Step 2) N-(5-hydroxypyridin-2-yl)-2.5-dimethyl-3-oxo-l-phenyl-2.3-dihydro-lH- pyrazole-4-carboxamide [0213] A suspension of 2-amino-5-hydroxypyridine hydrochloride (500 mg, 3.41 mmol) and Et3N (0.77 mL, 5.5 mmol) in DMF (8 mL) was stirred at rt for 1 hour. At the same time, to a solution of l,5-dimethyl-3-oxo-2-phenyl-2,3-dihydro-lH-pyrazole-4- carboxylic acid (0.64 g, 2.75 mmol), EtaOmicronAlphaTau (449 mg, 3.3 mmol) and EDCI (0.63 g, 3.3 mmol) in DMF (8 mL) was added Et3 (0.77 mL, 5.5 mmol) drop wise. The mixture was stirred at rt for 1 hour, followed by the addition of the above prepared mixture. The reaction was heated at 60 C for 5 hours, then cooled to rt and diluted with water (150 mL). and adjust to pH = 6 with HC1 (1 M). The mixture was extracted with EtOAc (20 mL x 4), and the combined organic phases were washed with brine (20 mL), dried over anhydrous a2S04, and concentrated in vacuo. The residue was purified by a silica gel column chromatography (DCM/MeOH (v/v) = 10/1) to give the title compound as a pale yellow solid (699 mg, 78%). MS (ESI, pos. ion) m/z: 325.1 [M+H]+.
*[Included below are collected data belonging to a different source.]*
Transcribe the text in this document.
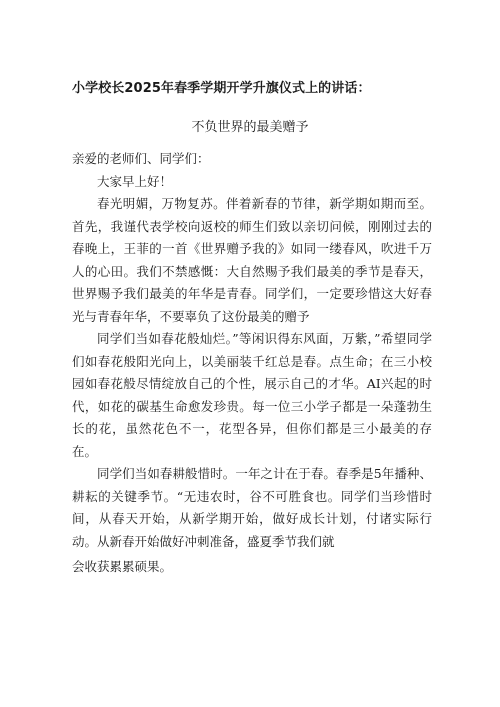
小学校长2025年春季学期开学升旗仪式上的讲话：
不负世界的最美赠予

亲爱的老师们、同学们：

大家早上好！

春光明媚，万物复苏。伴着新春的节律，新学期如期而至。首先，我谨代表学校向返校的师生们致以亲切问候，刚刚过去的春晚上，王菲的一首《世界赠予我的》如同一缕春风，吹进千万人的心田。我们不禁感慨：大自然赐予我们最美的季节是春天，世界赐予我们最美的年华是青春。同学们，一定要珍惜这大好春光与青春年华，不要辜负了这份最美的赠予

同学们当如春花般灿烂。”等闲识得东风面，万紫，”希望同学们如春花般阳光向上，以美丽装千红总是春。点生命；在三小校园如春花般尽情绽放自己的个性，展示自己的才华。AI兴起的时代，如花的碳基生命愈发珍贵。每一位三小学子都是一朵蓬勃生长的花，虽然花色不一，花型各异，但你们都是三小最美的存在。

同学们当如春耕般惜时。一年之计在于春。春季是5年播种、耕耘的关键季节。“无违农时，谷不可胜食也。同学们当珍惜时间，从春天开始，从新学期开始，做好成长计划，付诸实际行动。从新春开始做好冲刺准备，盛夏季节我们就

会收获累累硕果。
Statistics shows that 1,5-Dimethyl-3-oxo-2-phenyl-2,3-dihydro-1H-pyrazole-4-carboxylic acid is playing an increasingly important role. we look forward to future research findings about 83-10-3.

Reference:
Patent; CALITOR SCIENCES, LLC; SUNSHINE LAKE PHARMA CO., LTD.; XI, Ning; WU, Yanjun; LIAO, Min; FENG, Yanming; WO2014/22116; (2014); A2;,
Pyrazole – Wikipedia,
Pyrazoles – an overview | ScienceDirect Topics

Each compound has different characteristics, and only by selecting the characteristics of the compound suitable for a specific situation can the compound be applied on a large scale. 2033-45-6, name is 3,5-Dimethyl-4-iodopyrazole, This compound has unique chemical properties. The synthetic route is as follows., Quality Control of 3,5-Dimethyl-4-iodopyrazole

To a solution of 3,5-Dimethyl-4-iodo-1 H-pyrazole (1 .69g, 7.61 mmol) in DCM (25ml_) was added 3,4- Dihydro-2H-pyran (1 .04mL, 1 1 .4mmol) and pyridinium p-toluenesulfonate (383mg, 1 .52mmol). The reaction was stirred at 40C overnight and then for for 4 days at room temperature. The mixture was diluted with DCM (50ml), washed with sat NaHC03 aq (50ml), dried over Na2S04, filtered and concentrated in vacuo. The residue was purified by flash column chromatography (40g Si02, 0-30% EtOAc in heptane) to provide 4-iodo-3,5-dimethyl-1 -tetrahydropyran-2-yl-pyrazole (2.36g,7.7mmol, 101 .19% yield) as a white solid. MS Method 2: RT: 1 .78 min, ES+ m/z 307.0 [M+H]+ H NMR (400MHz, CDCI3) delta/ppm: 5.23-5.26 (d, J=10.4Hz, 1 H), 4.05-4.08 (m, 1 H), 3.62-3.69 (m, 1 H), 2.39-2.49 (m, 1 H), 2.35 (s, 3H), 2.25 (s, 3H), 2.09-2.14 (m, 1 H). 1 .88-1 .94 (m, 1 H), 1 .64-1 .79 (m, 3H).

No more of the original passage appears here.